Understanding IP and Subnetting- From Global Allocation to Local Networks

The IP protocol(specifically IPv4) is the backbone of the Internet. It gives every device a unique logical address and ensures packets find their destination.

But with limited IPv4 addresses, ISPs like Jio or Airtel have to carefully plan how to divide and distribute these addresses using subnetting and private IPs.

The IPv4 Datagram

An IPv4 packet contains:

  • Source & Destination IPs - tells routers where the packet’s coming from and going to
  • Header info for routing and fragmentation
  • Payload from the transport layer (TCP/UDP)

Its job is to deliver the packet hop by hop across networks.


IP Address Structure

IPv4 addresses are 32 bits, usually written like this -

192.168.1.18

This divides into:

  • Network part (which network)
  • Host part (which device within that network)

But how many addresses belong to a network? That depends on the prefix (or subnet mask).


Classful vs Classless Addressing

In early IP design, addresses were split into fixed classes:

ClassPrefix BitsTypical Use
A/8Very large networks
B/16Medium networks
C/24Small networks (256 IPs)

But classful addressing wasted a lot of IPs, enters CIDR.

Classless Inter-Domain Routing (CIDR)

CIDR allows using any prefix length like /26, /20, or /12 - for flexible subnetting. It saves space and allows ISPs to allocate only what’s needed.

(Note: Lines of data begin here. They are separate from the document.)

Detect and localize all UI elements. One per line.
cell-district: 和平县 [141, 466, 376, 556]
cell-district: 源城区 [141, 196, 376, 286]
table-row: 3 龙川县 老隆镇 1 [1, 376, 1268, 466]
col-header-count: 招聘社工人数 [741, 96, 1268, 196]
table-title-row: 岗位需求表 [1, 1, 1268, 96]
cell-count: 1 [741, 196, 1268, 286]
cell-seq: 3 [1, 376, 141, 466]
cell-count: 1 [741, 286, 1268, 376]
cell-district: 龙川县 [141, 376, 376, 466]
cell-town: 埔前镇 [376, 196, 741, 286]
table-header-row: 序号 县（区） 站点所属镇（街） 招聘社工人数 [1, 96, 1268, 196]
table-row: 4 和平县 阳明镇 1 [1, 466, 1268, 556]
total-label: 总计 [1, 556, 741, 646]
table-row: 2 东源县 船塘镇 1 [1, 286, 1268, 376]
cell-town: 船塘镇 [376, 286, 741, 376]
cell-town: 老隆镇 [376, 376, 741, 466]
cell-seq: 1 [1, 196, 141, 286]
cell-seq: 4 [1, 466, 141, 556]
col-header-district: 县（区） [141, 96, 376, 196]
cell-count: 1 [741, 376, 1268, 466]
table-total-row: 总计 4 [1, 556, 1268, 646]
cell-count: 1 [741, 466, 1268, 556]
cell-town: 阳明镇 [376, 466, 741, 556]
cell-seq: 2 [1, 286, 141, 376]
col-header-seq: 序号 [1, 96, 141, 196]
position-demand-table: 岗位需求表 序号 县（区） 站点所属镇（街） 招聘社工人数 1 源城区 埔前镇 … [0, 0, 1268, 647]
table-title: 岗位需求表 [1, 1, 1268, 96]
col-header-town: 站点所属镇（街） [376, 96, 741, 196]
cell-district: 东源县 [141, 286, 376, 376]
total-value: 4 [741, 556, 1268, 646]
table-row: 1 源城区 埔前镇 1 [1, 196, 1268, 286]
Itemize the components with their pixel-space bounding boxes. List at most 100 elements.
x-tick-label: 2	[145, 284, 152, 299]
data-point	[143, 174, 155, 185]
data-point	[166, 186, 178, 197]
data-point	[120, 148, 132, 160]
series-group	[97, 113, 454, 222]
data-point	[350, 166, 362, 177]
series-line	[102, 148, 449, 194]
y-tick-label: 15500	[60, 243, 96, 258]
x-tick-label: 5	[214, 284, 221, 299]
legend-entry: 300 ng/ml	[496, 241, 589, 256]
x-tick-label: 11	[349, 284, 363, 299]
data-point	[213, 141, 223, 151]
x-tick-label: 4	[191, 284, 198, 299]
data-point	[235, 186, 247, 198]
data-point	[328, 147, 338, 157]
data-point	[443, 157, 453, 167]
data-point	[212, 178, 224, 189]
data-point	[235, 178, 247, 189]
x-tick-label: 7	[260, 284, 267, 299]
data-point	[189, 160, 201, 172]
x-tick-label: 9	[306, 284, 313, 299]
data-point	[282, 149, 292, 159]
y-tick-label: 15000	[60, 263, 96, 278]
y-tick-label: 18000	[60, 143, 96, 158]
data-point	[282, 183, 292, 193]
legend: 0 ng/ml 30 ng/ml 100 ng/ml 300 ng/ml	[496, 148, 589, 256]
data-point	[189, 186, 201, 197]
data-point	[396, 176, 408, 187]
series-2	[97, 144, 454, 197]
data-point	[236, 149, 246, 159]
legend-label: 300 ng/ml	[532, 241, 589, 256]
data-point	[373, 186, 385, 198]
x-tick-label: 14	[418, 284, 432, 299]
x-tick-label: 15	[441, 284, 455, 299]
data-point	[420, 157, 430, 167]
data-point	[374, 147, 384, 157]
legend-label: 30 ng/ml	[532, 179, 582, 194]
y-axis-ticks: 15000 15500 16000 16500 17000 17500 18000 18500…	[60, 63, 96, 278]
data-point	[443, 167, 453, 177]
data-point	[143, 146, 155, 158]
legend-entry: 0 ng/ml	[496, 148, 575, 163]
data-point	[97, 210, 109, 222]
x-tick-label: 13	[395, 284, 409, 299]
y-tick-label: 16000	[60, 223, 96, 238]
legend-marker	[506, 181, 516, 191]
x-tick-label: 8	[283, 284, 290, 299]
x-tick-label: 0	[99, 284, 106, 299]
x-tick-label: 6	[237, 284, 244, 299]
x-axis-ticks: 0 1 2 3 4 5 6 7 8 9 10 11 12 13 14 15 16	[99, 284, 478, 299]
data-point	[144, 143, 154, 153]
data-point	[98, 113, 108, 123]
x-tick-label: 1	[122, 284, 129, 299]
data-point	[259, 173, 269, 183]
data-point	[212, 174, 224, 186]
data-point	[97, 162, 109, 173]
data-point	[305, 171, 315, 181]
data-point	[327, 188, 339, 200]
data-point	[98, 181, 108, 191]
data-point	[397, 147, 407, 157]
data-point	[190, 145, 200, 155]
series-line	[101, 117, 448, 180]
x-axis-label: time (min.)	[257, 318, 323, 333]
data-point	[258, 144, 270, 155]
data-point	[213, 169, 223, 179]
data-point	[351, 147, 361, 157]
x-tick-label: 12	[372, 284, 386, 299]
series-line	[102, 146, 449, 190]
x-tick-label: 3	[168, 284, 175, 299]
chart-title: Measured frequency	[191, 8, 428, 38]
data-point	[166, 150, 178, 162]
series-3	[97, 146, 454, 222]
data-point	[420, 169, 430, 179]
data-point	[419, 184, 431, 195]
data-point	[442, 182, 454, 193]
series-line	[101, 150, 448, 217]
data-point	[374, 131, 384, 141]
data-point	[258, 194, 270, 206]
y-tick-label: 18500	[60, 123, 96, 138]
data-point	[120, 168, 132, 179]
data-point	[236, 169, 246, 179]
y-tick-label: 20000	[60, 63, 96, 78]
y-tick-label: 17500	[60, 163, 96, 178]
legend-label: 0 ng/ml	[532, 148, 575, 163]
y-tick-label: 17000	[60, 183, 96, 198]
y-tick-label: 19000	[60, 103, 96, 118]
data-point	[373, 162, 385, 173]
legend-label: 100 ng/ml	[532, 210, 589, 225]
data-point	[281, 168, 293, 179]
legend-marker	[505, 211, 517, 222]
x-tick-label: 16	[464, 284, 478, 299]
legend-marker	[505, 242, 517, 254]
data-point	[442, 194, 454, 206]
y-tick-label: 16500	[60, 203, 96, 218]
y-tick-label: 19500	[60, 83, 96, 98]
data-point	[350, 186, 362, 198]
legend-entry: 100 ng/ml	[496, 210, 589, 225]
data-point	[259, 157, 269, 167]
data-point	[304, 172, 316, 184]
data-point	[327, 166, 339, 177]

Jio Example: Real-World Subnetting

Suppose Jio buys 7 million IPv4 addresses. It now has to distribute them across cities, neighborhoods, towers, etc. Let’s say in Bangalore, Jio assigns /26 subnets to each neighborhood.

What’s a /26 subnet?

  • /26 = 64 IP addresses per block (2⁶ = 64)
  • Example subnet: 192.0.2.0/26
    • Range: 192.0.2.0 to 192.0.2.63
    • Usable: 62 addresses (1 for network, 1 for broadcast)

This way, each neighborhood gets just enough IPs for their users, efficient and scalable.


Private IP Ranges

To reduce IPv4 exhaustion, some IP ranges are reserved for private use, they can be reused in every home, office, or local network:

RangeSize
10.0.0.0/8~16 million
172.16.0.0/12~1 million
192.168.0.0/16~65,000

These addresses don’t go on the Internet directly. They are used behind NAT (Network Address Translation) in routers. When you connect to Wi-Fi at home, you likely get a 192.168.x.x address and so does your phone connected to same Wifi.